One of eggplant’s most famous preparations is baba ghanoush, that smoky dip which I love dearly but have never made myself. In baba ghanoush, the eggplant’s creaminess is on full display, amplified by tahini. In her Eggplant Dal, Kay Chun likewise pairs eggplant with a creamy companion: lentils. This time, however, the eggplant cedes almost fully to its partner, acting more as textural support than flavor protagonist. 

In this method, you peel the eggplant again, but skip the salting procedure. Throw your eggplant cubes right into a hot oiled skillet and sauté them with a little salt until they break down a bit, then—get this—add a little water to deglaze any crispy bits that have stuck to the bottom of the pan. Chun then has you transfer the cooked eggplant to a bowl while you get started on the spices, onions, and tomatoes, only adding it back when you’re ready to start cooking the lentils. 

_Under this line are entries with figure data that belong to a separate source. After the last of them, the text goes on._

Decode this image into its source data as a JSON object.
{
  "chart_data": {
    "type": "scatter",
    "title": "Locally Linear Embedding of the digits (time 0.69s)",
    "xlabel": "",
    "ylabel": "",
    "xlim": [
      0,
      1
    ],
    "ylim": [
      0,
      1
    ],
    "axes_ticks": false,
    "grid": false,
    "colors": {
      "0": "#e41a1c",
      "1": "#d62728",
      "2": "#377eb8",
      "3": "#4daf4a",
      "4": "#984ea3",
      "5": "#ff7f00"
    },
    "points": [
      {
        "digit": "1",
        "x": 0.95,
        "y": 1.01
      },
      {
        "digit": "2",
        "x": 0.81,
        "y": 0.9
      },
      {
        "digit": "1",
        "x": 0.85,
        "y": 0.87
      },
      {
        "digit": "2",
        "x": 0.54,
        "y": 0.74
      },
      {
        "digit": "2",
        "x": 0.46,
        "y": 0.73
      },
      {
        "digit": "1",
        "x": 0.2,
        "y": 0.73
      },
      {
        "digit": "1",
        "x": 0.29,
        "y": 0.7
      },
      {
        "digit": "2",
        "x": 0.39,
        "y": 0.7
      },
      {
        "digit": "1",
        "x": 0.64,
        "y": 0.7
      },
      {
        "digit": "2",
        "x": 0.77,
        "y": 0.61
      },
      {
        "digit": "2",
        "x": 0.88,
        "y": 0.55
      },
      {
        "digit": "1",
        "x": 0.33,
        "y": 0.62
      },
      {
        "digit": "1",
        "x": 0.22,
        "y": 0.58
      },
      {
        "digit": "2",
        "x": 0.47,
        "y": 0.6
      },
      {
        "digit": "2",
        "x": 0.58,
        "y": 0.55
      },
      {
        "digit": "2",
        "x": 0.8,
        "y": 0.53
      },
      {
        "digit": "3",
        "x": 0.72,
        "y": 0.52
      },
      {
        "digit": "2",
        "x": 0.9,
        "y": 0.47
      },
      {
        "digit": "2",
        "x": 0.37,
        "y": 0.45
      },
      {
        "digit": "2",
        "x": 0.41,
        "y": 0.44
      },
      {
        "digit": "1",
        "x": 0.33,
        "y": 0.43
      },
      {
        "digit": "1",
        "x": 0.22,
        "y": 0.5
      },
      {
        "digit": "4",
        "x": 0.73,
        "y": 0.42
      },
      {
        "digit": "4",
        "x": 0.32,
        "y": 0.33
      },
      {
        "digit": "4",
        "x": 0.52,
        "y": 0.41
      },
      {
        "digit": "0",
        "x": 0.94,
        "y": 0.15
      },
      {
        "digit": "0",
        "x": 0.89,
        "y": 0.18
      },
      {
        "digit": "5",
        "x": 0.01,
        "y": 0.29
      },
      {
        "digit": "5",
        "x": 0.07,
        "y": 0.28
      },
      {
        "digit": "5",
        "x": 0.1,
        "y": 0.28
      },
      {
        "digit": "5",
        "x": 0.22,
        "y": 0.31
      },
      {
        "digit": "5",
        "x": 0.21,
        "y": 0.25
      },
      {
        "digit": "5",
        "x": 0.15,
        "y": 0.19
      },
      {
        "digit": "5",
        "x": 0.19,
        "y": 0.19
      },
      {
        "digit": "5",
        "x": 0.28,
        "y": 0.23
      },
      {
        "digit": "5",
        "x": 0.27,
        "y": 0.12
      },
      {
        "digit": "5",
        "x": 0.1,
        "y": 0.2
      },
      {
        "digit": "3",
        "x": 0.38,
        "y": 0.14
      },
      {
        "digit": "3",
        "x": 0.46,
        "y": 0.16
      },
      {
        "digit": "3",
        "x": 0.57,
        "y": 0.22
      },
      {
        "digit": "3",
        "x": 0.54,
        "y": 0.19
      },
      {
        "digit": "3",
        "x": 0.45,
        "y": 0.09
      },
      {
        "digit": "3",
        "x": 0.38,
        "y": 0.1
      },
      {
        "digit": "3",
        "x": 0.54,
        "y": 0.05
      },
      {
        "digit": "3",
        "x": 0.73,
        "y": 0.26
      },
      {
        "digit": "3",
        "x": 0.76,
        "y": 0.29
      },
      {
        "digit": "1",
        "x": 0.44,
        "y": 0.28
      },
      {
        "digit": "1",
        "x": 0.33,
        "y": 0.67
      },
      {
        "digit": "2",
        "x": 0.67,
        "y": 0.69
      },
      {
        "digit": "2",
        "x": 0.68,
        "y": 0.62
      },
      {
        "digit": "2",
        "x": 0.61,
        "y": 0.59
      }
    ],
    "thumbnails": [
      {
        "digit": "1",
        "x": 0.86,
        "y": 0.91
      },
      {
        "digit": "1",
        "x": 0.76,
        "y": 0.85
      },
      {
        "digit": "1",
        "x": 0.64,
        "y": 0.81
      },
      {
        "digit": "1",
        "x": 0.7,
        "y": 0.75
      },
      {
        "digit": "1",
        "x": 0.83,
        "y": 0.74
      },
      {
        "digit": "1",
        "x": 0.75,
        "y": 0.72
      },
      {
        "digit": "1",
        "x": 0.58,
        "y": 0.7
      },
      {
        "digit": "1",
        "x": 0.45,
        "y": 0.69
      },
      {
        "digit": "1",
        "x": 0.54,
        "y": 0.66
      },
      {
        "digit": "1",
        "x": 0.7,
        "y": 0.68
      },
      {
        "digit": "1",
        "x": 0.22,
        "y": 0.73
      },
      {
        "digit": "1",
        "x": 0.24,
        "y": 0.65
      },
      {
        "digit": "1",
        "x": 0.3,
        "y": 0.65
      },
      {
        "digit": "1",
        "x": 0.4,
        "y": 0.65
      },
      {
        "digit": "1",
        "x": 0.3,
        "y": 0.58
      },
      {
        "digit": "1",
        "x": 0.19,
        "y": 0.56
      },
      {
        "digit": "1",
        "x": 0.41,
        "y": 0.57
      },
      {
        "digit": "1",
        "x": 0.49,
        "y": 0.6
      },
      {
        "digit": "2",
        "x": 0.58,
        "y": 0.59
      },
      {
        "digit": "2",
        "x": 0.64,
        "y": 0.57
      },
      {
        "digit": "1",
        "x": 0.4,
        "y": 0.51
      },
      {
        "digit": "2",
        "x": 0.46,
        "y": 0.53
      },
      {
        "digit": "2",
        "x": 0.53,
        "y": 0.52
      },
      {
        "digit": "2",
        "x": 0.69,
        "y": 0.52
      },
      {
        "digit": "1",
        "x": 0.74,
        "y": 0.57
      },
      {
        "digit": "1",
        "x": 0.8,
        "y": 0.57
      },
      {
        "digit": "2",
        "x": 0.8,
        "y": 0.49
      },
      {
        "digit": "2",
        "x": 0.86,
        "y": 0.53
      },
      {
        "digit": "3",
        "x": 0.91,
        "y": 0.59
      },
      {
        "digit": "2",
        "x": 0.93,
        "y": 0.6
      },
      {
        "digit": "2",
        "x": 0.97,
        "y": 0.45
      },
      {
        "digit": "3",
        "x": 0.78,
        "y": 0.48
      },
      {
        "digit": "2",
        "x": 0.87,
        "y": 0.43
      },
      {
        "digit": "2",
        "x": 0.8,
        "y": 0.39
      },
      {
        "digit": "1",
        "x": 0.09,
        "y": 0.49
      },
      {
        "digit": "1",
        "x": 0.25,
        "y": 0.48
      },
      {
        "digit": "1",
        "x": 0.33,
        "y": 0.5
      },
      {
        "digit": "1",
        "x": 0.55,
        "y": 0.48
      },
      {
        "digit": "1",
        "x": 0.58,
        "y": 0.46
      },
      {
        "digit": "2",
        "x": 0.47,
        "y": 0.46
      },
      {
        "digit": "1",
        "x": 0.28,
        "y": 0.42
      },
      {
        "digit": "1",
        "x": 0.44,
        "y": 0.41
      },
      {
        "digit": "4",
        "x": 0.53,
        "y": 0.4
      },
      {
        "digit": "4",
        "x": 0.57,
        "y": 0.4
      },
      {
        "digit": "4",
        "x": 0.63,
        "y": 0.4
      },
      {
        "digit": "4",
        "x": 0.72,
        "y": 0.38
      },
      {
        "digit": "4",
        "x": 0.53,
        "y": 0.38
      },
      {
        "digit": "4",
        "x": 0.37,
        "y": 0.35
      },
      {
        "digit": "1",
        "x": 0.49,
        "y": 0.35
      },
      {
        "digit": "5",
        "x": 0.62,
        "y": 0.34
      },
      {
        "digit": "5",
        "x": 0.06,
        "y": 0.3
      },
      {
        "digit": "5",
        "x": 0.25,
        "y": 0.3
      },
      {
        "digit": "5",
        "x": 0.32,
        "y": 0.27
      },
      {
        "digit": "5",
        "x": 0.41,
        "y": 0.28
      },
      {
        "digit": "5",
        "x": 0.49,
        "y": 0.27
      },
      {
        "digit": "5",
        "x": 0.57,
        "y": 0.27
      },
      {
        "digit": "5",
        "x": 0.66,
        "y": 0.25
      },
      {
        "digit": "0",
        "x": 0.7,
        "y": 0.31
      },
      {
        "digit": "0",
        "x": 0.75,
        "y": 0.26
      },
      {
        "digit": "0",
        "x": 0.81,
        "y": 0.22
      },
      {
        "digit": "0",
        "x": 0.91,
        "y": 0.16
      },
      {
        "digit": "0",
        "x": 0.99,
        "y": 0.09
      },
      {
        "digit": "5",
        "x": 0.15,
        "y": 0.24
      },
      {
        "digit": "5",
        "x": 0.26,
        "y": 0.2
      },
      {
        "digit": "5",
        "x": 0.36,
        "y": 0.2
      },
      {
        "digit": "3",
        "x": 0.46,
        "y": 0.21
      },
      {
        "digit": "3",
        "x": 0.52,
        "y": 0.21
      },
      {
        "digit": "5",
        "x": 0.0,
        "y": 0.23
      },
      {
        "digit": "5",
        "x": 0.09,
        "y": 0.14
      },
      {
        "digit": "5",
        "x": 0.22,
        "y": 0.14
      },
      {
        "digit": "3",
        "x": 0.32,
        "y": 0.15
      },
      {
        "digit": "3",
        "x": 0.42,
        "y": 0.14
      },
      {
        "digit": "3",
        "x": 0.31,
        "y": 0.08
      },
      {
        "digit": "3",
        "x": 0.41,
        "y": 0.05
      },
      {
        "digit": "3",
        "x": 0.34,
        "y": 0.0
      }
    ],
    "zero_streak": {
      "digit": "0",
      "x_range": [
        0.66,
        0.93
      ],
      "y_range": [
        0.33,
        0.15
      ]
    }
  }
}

The result? A decadently creamy dal in which the eggplant plays a supporting yet vital role. Every few bites, while enjoying the layered flavors of ginger and cumin, you’ll come across a jewel of still-intact eggplant, and, I don’t mean to be gross, but it’s like bursting one of those little juice orbs they would serve at frozen yogurt shops. But made of eggplant. I mean this in a good way! This is my favorite dal recipe, and anyone who knows anything about my love affair with South Asian cooking would tell you: That’s high praise. 

Caponata (Erin Gleeson, The Forest Feast Mediterranean)

This recipe is the easiest of the three I’ve included here. All you have to do is chop and stir, really, and you’re left with a truly scrumptious medley of veggies which can be served as a dip, spread, or topping to a main dish. In addition to eggplant, onion, garlic, and tomatoes, Gleeson calls for capers and red wine vinegar, both of which turn up the tang and lighten the whole thing. 

I think the eggplant magic in this one happens because you treat the eggplant just like you would onions and garlic, the aromatic base for many good stewy dishes that demand and reward patience. Indeed, you start this caponata by sautéing diced onion, minced garlic, and diced eggplant in olive oil all together before you add any other other veggies. You break the eggplant down in the oil, coaxing it to tenderness, just like you do with onions at the outset of countless recipes.

You might worry that all of this breaking-down business will make the eggplant mushy—the very state I railed against a couple of sections ago. Well, all I can say to this is that there's mushy and then there's mushy. When roasting eggplant without first drawing out its water content, it can very easily become soggy, sweaty even, from steaming in its own excess moisture—moisture that came from the eggplant itself, and tastes like eggplant, and in steam form imparts nothing to the eggplant beyond sodden grossness. The result is less "tender and delicious" and more "a dead thing that has decomposed somewhat." Whereas in this caponata recipe, working over the stove, you're blasting the eggplant with a bunch of other flavors, and you're taking the time and care to cook it slowly, with intention, integrating those flavors and rendering the eggplant silky and tender, rather than wet and chewy.

Indeed, even in that good roasting recipe up there, the core of each little eggplant morsel, inside the crisped exterior, should be tender. Tender and soggy are different. It's a fine line, but a real one!


If you are an eggplant hater, I understand if you don’t want to make these recipes. One of the ways I matured in the latter half of my second decade was accepting that picky eaters, and even just people with the occasional distaste for a food I like, are not usually at fault for their taste buds' aversions. But if you are eggplant ambivalent, or eggplant bored, or eggplant enthusiastic, I hope that one of these techniques strikes your curiosity. Best of luck in the kitchen—I wish you tender, crispy eggplant forever.